In the introduction to their book Religious Journeys in India: Pilgrims, Tourists, and Travelers, editors Andrea Marion Pinkney and John Whalen-Bridge write that the goal of the book is to explore various overlapping and intersecting reasons for religious travel in India, and to “discover new mappings of the sacred in interreligious and regional case studies from India” (3). In keeping with this broad theme, the book contains chapters on a wide array of topics and examines pilgrimage in India with respect to Muslims, Buddhists, Hindus, Sikhs, Christians, and local/regional religious identities.
After the introduction, the book is divided into three sections. Pinkney and Whalen-Bridge note that the goal of the first section, “Constructing Community Spaces,” is to “investigate the ways in which groups interact with sites to generate and maintain particular communal identities” (3). In the first chapter of this section, Carla Bellamy examines Muslim pilgrimage sites in India, focusing particularly on Husain Tekri, or the “Hill of Husain” (15) in Madhya Pradesh, India. Bellamy notes that though interpretations of this site have changed over time, commemorations at the site allow attendees to connect with both the historical past and the contemporary global Islamic community while simultaneous helping to develop a uniquely Indian Islamic identity. The theme of regional religious identity is also taken up in Joanna Cook’s chapter focusing on Thai Buddhist pilgrimages to India (and to Lumbini, Nepal). Cook notes that when Thai groups tour pilgrimage sites, their identity as Thai Buddhists and their Thai ritual practices mediate their experiences in India. The last chapter in this section, by Kiran A. Shinde, examines Anand Sagar, a religious theme park in Maharashtra, India. Shinde explores the paradoxical nature of this site, which is both religious and recreational.
The second section of the book, “Pilgrimage as Paradox,” continues to examine pilgrimage sites where the location’s religious aspect seems to be at cross-purposes with some other aspect. Chapter 4, by Dibyesh Anand, examines the Indian town of Ayodhya—believed by some to be the birthplace of Hindu deity Ram—and where the Babri Masjid mosque was destroyed by Hindutva activists in 1992. Anand discusses Ayodha as a “religious-nationalist pilgrimage center” (92) that is also key to the construction of a Hindutva masculinity. Robbie B.H. Goh’s chapter uses a metaphor of osmosis to describe Bihar, India as an “anti-pilgrimage site” (117), which attracts Christian missionaries given that it is constructed as a place with few Christians and poor socioeconomic status. In chapter 6, Alex Norman explores spiritual tourism in Rishikesh, India, particularly that done outside of conventional religious sites, as a means of understanding “modern noninstitutional religiosity among Westerners” (114). The last chapter in this section, by Whalen-Bridge, examines pilgrimages to Dharamsala, India as a substitute location for Tibet. Like earlier chapters in this volume, Whalen-Bridge explores the idea of “spiritual tourism” (169), and how its seeming contradictions may be resolved by pilgrims/tourists.

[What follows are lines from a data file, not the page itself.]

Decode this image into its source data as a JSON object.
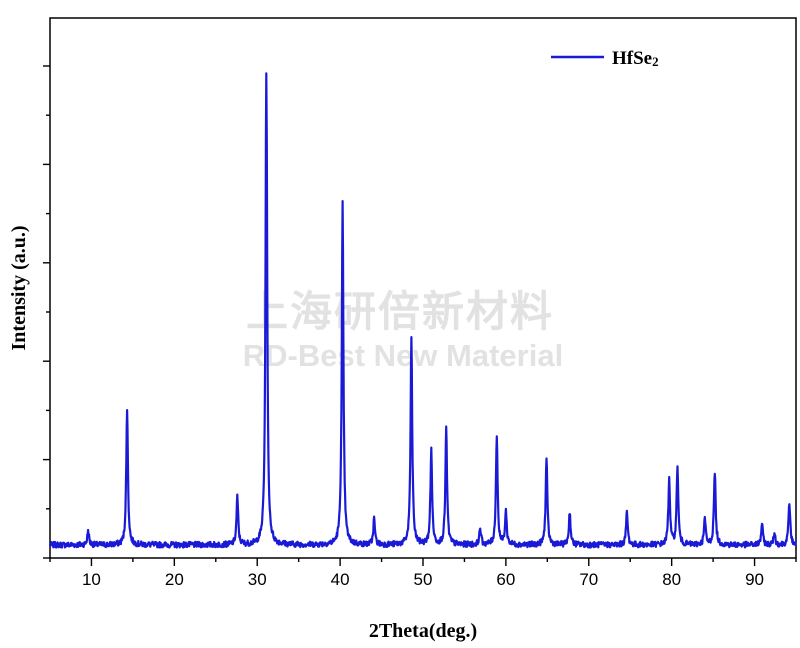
{
  "chart_data": {
    "type": "line",
    "xlabel": "2Theta(deg.)",
    "ylabel": "Intensity (a.u.)",
    "xlim": [
      5,
      95
    ],
    "ylim": [
      0,
      1
    ],
    "x_ticks": [
      10,
      20,
      30,
      40,
      50,
      60,
      70,
      80,
      90
    ],
    "y_ticks_labeled": false,
    "grid": false,
    "legend_position": "top-right",
    "series_color": "#1a1ad6",
    "series": [
      {
        "name": "HfSe2",
        "baseline": 0.015,
        "peaks": [
          {
            "x": 9.6,
            "y": 0.03
          },
          {
            "x": 14.3,
            "y": 0.29
          },
          {
            "x": 27.6,
            "y": 0.1
          },
          {
            "x": 31.1,
            "y": 1.0
          },
          {
            "x": 40.3,
            "y": 0.72
          },
          {
            "x": 44.1,
            "y": 0.055
          },
          {
            "x": 48.6,
            "y": 0.44
          },
          {
            "x": 51.0,
            "y": 0.2
          },
          {
            "x": 52.8,
            "y": 0.245
          },
          {
            "x": 56.9,
            "y": 0.035
          },
          {
            "x": 58.9,
            "y": 0.23
          },
          {
            "x": 60.0,
            "y": 0.07
          },
          {
            "x": 64.9,
            "y": 0.185
          },
          {
            "x": 67.7,
            "y": 0.07
          },
          {
            "x": 74.6,
            "y": 0.07
          },
          {
            "x": 79.7,
            "y": 0.14
          },
          {
            "x": 80.7,
            "y": 0.165
          },
          {
            "x": 84.0,
            "y": 0.055
          },
          {
            "x": 85.2,
            "y": 0.155
          },
          {
            "x": 90.9,
            "y": 0.045
          },
          {
            "x": 92.4,
            "y": 0.025
          },
          {
            "x": 94.2,
            "y": 0.09
          }
        ]
      }
    ]
  },
  "legend": {
    "label": "HfSe",
    "subscript": "2"
  },
  "watermark": {
    "cn": "上海研倍新材料",
    "en": "RD-Best New Material"
  }
}
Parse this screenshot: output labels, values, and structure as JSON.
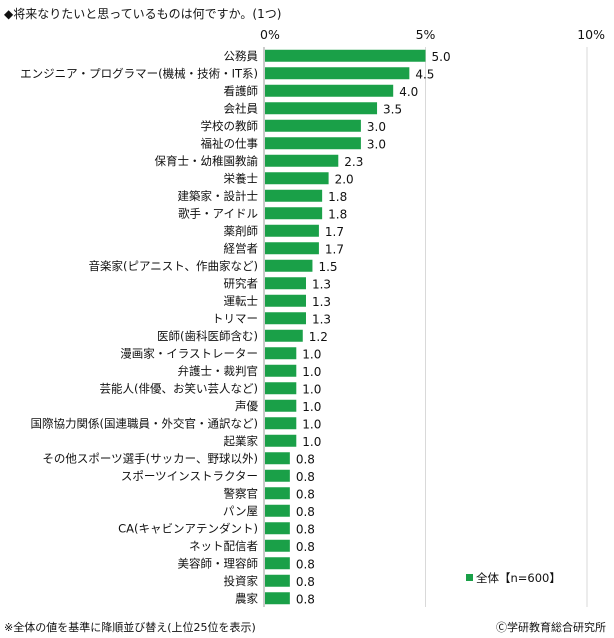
{
  "title": "◆将来なりたいと思っているものは何ですか。(1つ)",
  "footnote": "※全体の値を基準に降順並び替え(上位25位を表示)",
  "credit": "Ⓒ学研教育総合研究所",
  "colors": {
    "bar": "#1aa048",
    "grid": "#d9d9d9",
    "axis": "#999999"
  },
  "chart_data": {
    "type": "bar",
    "orientation": "horizontal",
    "categories": [
      "公務員",
      "エンジニア・プログラマー(機械・技術・IT系)",
      "看護師",
      "会社員",
      "学校の教師",
      "福祉の仕事",
      "保育士・幼稚園教諭",
      "栄養士",
      "建築家・設計士",
      "歌手・アイドル",
      "薬剤師",
      "経営者",
      "音楽家(ピアニスト、作曲家など)",
      "研究者",
      "運転士",
      "トリマー",
      "医師(歯科医師含む)",
      "漫画家・イラストレーター",
      "弁護士・裁判官",
      "芸能人(俳優、お笑い芸人など)",
      "声優",
      "国際協力関係(国連職員・外交官・通訳など)",
      "起業家",
      "その他スポーツ選手(サッカー、野球以外)",
      "スポーツインストラクター",
      "警察官",
      "パン屋",
      "CA(キャビンアテンダント)",
      "ネット配信者",
      "美容師・理容師",
      "投資家",
      "農家"
    ],
    "series": [
      {
        "name": "全体【n=600】",
        "values": [
          5.0,
          4.5,
          4.0,
          3.5,
          3.0,
          3.0,
          2.3,
          2.0,
          1.8,
          1.8,
          1.7,
          1.7,
          1.5,
          1.3,
          1.3,
          1.3,
          1.2,
          1.0,
          1.0,
          1.0,
          1.0,
          1.0,
          1.0,
          0.8,
          0.8,
          0.8,
          0.8,
          0.8,
          0.8,
          0.8,
          0.8,
          0.8
        ],
        "labels": [
          "5.0",
          "4.5",
          "4.0",
          "3.5",
          "3.0",
          "3.0",
          "2.3",
          "2.0",
          "1.8",
          "1.8",
          "1.7",
          "1.7",
          "1.5",
          "1.3",
          "1.3",
          "1.3",
          "1.2",
          "1.0",
          "1.0",
          "1.0",
          "1.0",
          "1.0",
          "1.0",
          "0.8",
          "0.8",
          "0.8",
          "0.8",
          "0.8",
          "0.8",
          "0.8",
          "0.8",
          "0.8"
        ]
      }
    ],
    "xlim": [
      0,
      10
    ],
    "xticks": [
      0,
      5,
      10
    ],
    "xtick_labels": [
      "0%",
      "5%",
      "10%"
    ],
    "grid": true,
    "legend": "bottom-right"
  }
}
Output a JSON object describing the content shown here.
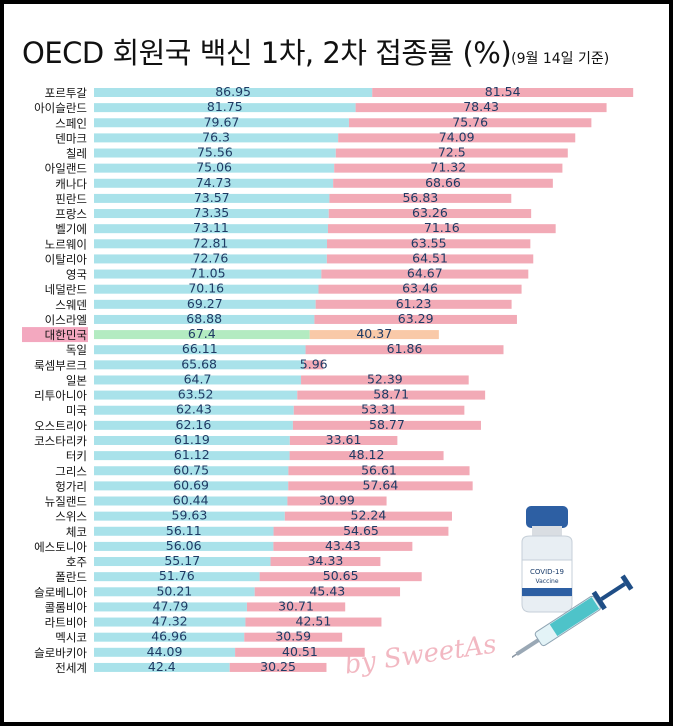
{
  "header": {
    "title": "OECD 회원국 백신 1차, 2차 접종률 (%)",
    "subtitle": "(9월 14일 기준)"
  },
  "watermark": "by SweetAs",
  "vaccine_label": {
    "line1": "COVID-19",
    "line2": "Vaccine"
  },
  "colors": {
    "dose1": "#a9e2ea",
    "dose2": "#f2aab6",
    "highlight_dose1": "#b3ebc1",
    "highlight_dose2": "#f9c9a8",
    "highlight_label_bg": "#f3a8bf"
  },
  "chart_data": {
    "type": "bar",
    "orientation": "horizontal",
    "stacked": true,
    "title": "OECD 회원국 백신 1차, 2차 접종률 (%)",
    "subtitle": "(9월 14일 기준)",
    "highlight_category": "대한민국",
    "legend": "none",
    "grid": false,
    "categories": [
      "포르투갈",
      "아이슬란드",
      "스페인",
      "덴마크",
      "칠레",
      "아일랜드",
      "캐나다",
      "핀란드",
      "프랑스",
      "벨기에",
      "노르웨이",
      "이탈리아",
      "영국",
      "네덜란드",
      "스웨덴",
      "이스라엘",
      "대한민국",
      "독일",
      "룩셈부르크",
      "일본",
      "리투아니아",
      "미국",
      "오스트리아",
      "코스타리카",
      "터키",
      "그리스",
      "헝가리",
      "뉴질랜드",
      "스위스",
      "체코",
      "에스토니아",
      "호주",
      "폴란드",
      "슬로베니아",
      "콜롬비아",
      "라트비아",
      "멕시코",
      "슬로바키아",
      "전세계"
    ],
    "series": [
      {
        "values": [
          86.95,
          81.75,
          79.67,
          76.3,
          75.56,
          75.06,
          74.73,
          73.57,
          73.35,
          73.11,
          72.81,
          72.76,
          71.05,
          70.16,
          69.27,
          68.88,
          67.4,
          66.11,
          65.68,
          64.7,
          63.52,
          62.43,
          62.16,
          61.19,
          61.12,
          60.75,
          60.69,
          60.44,
          59.63,
          56.11,
          56.06,
          55.17,
          51.76,
          50.21,
          47.79,
          47.32,
          46.96,
          44.09,
          42.4
        ]
      },
      {
        "values": [
          81.54,
          78.43,
          75.76,
          74.09,
          72.5,
          71.32,
          68.66,
          56.83,
          63.26,
          71.16,
          63.55,
          64.51,
          64.67,
          63.46,
          61.23,
          63.29,
          40.37,
          61.86,
          5.96,
          52.39,
          58.71,
          53.31,
          58.77,
          33.61,
          48.12,
          56.61,
          57.64,
          30.99,
          52.24,
          54.65,
          43.43,
          34.33,
          50.65,
          45.43,
          30.71,
          42.51,
          30.59,
          40.51,
          30.25
        ]
      }
    ],
    "labels": {
      "dose1": [
        "86.95",
        "81.75",
        "79.67",
        "76.3",
        "75.56",
        "75.06",
        "74.73",
        "73.57",
        "73.35",
        "73.11",
        "72.81",
        "72.76",
        "71.05",
        "70.16",
        "69.27",
        "68.88",
        "67.4",
        "66.11",
        "65.68",
        "64.7",
        "63.52",
        "62.43",
        "62.16",
        "61.19",
        "61.12",
        "60.75",
        "60.69",
        "60.44",
        "59.63",
        "56.11",
        "56.06",
        "55.17",
        "51.76",
        "50.21",
        "47.79",
        "47.32",
        "46.96",
        "44.09",
        "42.4"
      ],
      "dose2": [
        "81.54",
        "78.43",
        "75.76",
        "74.09",
        "72.5",
        "71.32",
        "68.66",
        "56.83",
        "63.26",
        "71.16",
        "63.55",
        "64.51",
        "64.67",
        "63.46",
        "61.23",
        "63.29",
        "40.37",
        "61.86",
        "5.96",
        "52.39",
        "58.71",
        "53.31",
        "58.77",
        "33.61",
        "48.12",
        "56.61",
        "57.64",
        "30.99",
        "52.24",
        "54.65",
        "43.43",
        "34.33",
        "50.65",
        "45.43",
        "30.71",
        "42.51",
        "30.59",
        "40.51",
        "30.25"
      ]
    }
  }
}
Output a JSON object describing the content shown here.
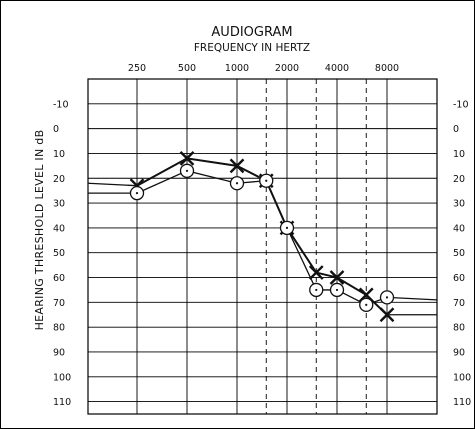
{
  "chart_data": {
    "type": "line",
    "title": "AUDIOGRAM",
    "subtitle": "FREQUENCY IN HERTZ",
    "ylabel": "HEARING THRESHOLD LEVEL IN dB",
    "x_major_ticks": [
      "250",
      "500",
      "1000",
      "2000",
      "4000",
      "8000"
    ],
    "x_minor_ticks": [
      "1500",
      "3000",
      "6000"
    ],
    "y_ticks": [
      "-10",
      "0",
      "10",
      "20",
      "30",
      "40",
      "50",
      "60",
      "70",
      "80",
      "90",
      "100",
      "110"
    ],
    "ylim": [
      -20,
      115
    ],
    "y_inverted": true,
    "x_scale": "log",
    "grid": true,
    "series": [
      {
        "marker": "x",
        "color": "#111111",
        "points": [
          {
            "x": 250,
            "y": 23
          },
          {
            "x": 500,
            "y": 12
          },
          {
            "x": 1000,
            "y": 15
          },
          {
            "x": 1500,
            "y": 21
          },
          {
            "x": 2000,
            "y": 40
          },
          {
            "x": 3000,
            "y": 58
          },
          {
            "x": 4000,
            "y": 60
          },
          {
            "x": 6000,
            "y": 67
          },
          {
            "x": 8000,
            "y": 75
          }
        ],
        "left_extension_y": 22,
        "right_extension_y": 75
      },
      {
        "marker": "o",
        "color": "#111111",
        "points": [
          {
            "x": 250,
            "y": 26
          },
          {
            "x": 500,
            "y": 17
          },
          {
            "x": 1000,
            "y": 22
          },
          {
            "x": 1500,
            "y": 21
          },
          {
            "x": 2000,
            "y": 40
          },
          {
            "x": 3000,
            "y": 65
          },
          {
            "x": 4000,
            "y": 65
          },
          {
            "x": 6000,
            "y": 71
          },
          {
            "x": 8000,
            "y": 68
          }
        ],
        "left_extension_y": 26,
        "right_extension_y": 69
      }
    ]
  }
}
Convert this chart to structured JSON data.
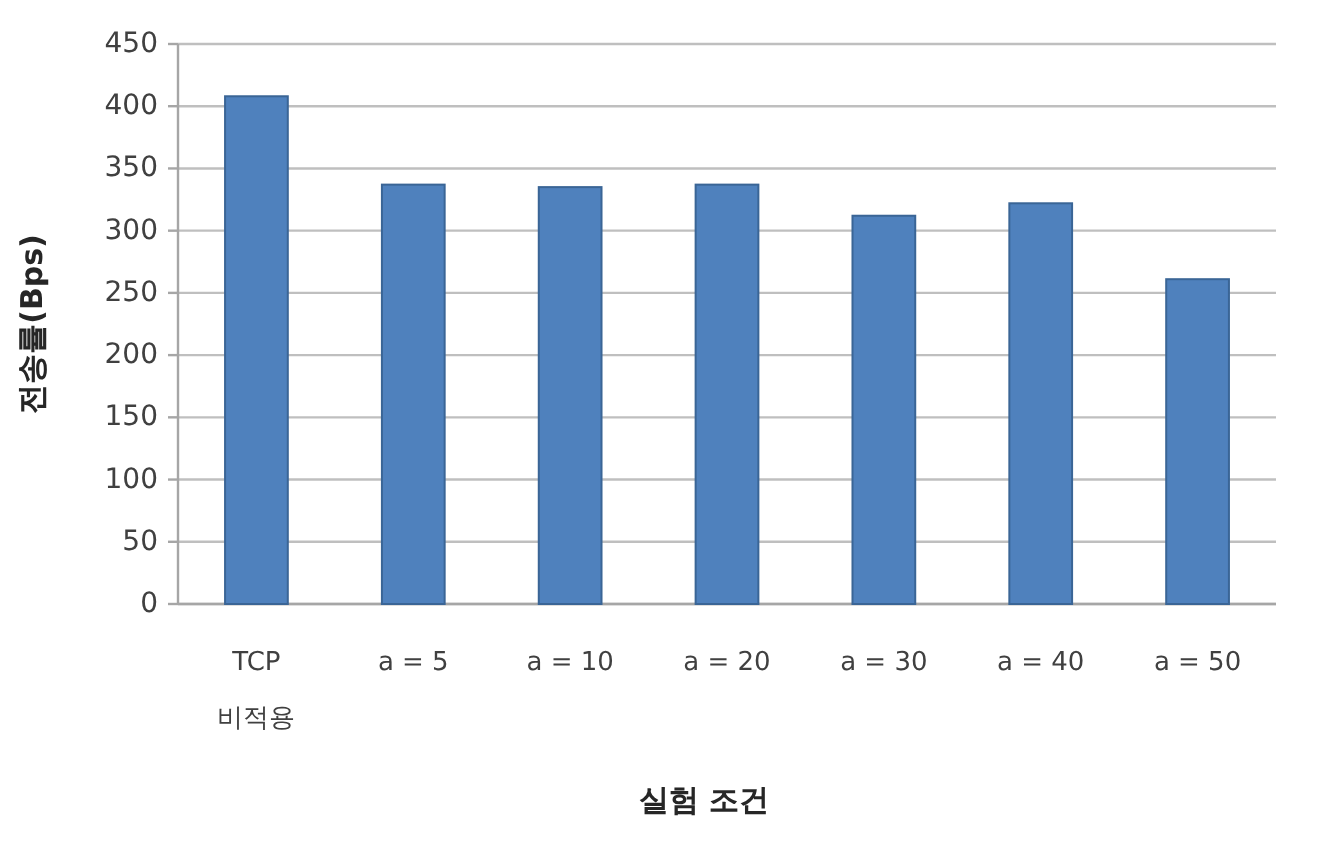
{
  "chart_data": {
    "type": "bar",
    "xlabel": "실험 조건",
    "ylabel": "전송률(Bps)",
    "categories": [
      "TCP\n비적용",
      "a = 5",
      "a = 10",
      "a = 20",
      "a = 30",
      "a = 40",
      "a = 50"
    ],
    "values": [
      408,
      337,
      335,
      337,
      312,
      322,
      261
    ],
    "color": "#4f81bd",
    "ylim": [
      0,
      450
    ],
    "yticks": [
      0,
      50,
      100,
      150,
      200,
      250,
      300,
      350,
      400,
      450
    ],
    "grid": "y"
  }
}
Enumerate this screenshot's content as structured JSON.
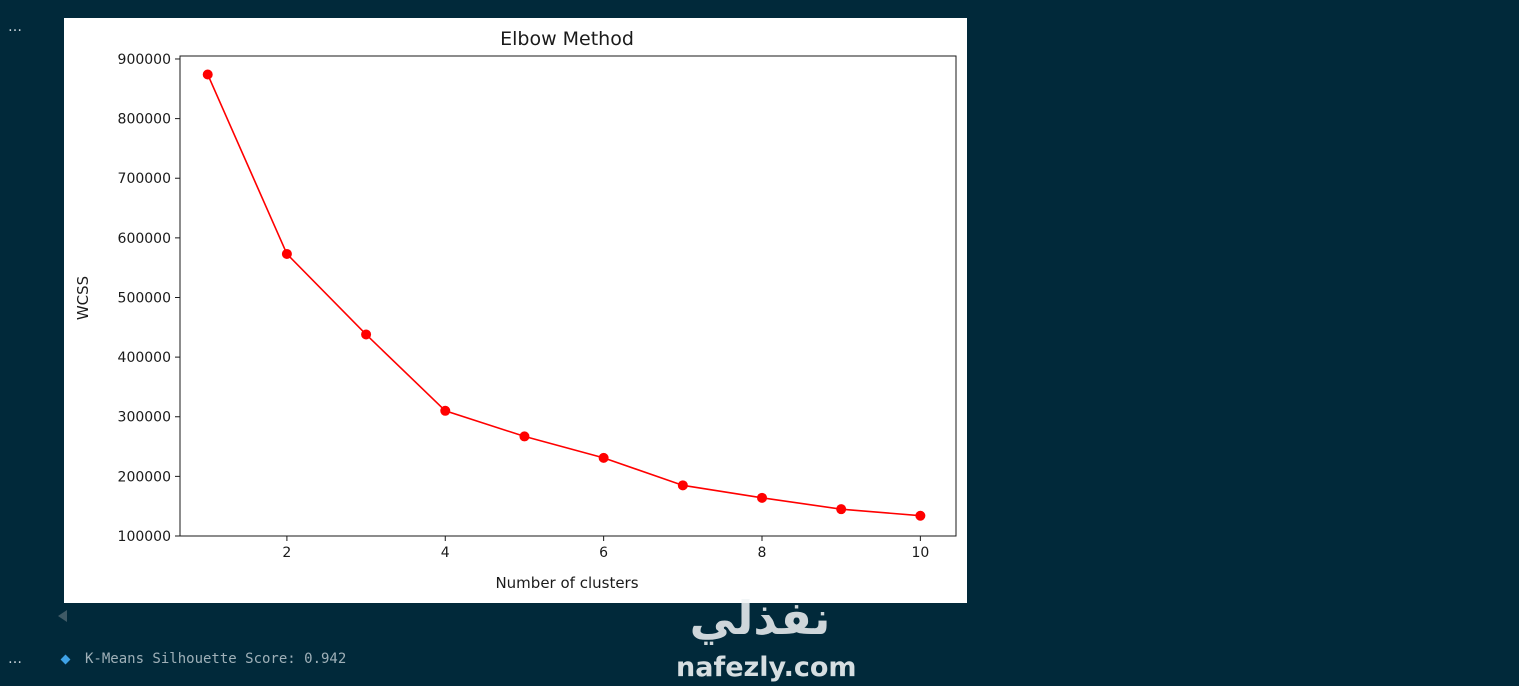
{
  "cells": [
    {
      "menu": "…"
    },
    {
      "menu": "…"
    }
  ],
  "output": {
    "text": "K-Means Silhouette Score: 0.942",
    "bullet_color": "#3fa2e6"
  },
  "watermark": {
    "logo_text": "نفذلي",
    "domain": "nafezly.com"
  },
  "chart_data": {
    "type": "line",
    "title": "Elbow Method",
    "xlabel": "Number of clusters",
    "ylabel": "WCSS",
    "x": [
      1,
      2,
      3,
      4,
      5,
      6,
      7,
      8,
      9,
      10
    ],
    "y": [
      874000,
      573000,
      438000,
      310000,
      267000,
      231000,
      185000,
      164000,
      145000,
      134000
    ],
    "xlim": [
      0.65,
      10.45
    ],
    "ylim": [
      100000,
      905000
    ],
    "xticks": [
      2,
      4,
      6,
      8,
      10
    ],
    "yticks": [
      100000,
      200000,
      300000,
      400000,
      500000,
      600000,
      700000,
      800000,
      900000
    ],
    "marker": "o",
    "color": "#ff0000",
    "grid": false
  }
}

“Reversals and Revisions,” the last section of the book, examines the multiple motivations for pilgrimages. Afsar Mohammad’s chapter focuses on the “little Hajj,” pilgrimages to Sufi shrines in India. The chapter by Pinkney, meanwhile, examines the case of Sikhs who travel to Sikh religious sites despite pilgrimages not being encouraged in Sikh religious texts. Chapter 10, by Rodney Sebastian, examines the Ranganiketan cultural performance group from Manipur, India as a case of “reverse pilgrimage” (253)—when a sacred object travels from its normal setting to meet “pilgrims” abroad. Finally, the chapter by Roberta Wollons examines the experiences of women missionaries in southern India, focusing on how the historical timing of their travel influenced their experiences.
Given the breadth of theme, chapters from this book will be of interest to a wide variety of scholars of South Asia, depending on their particular research interests and religious focus. A number of chapters also contribute to a broader theoretical understanding of religious travel, such as Kiran A. Shinde’s chapter on religious tourism, Goh’s conception of “anti-pilgrimage,” and Rodney Sebastian’s discussion of a performance group as a reverse pilgrimage. To scholars interested in pilgrimages, but not in particular cases in India, these chapters will likely be the most salient.
Emily McKendry-Smith is Associate Professor of Sociology at the University of West Georgia.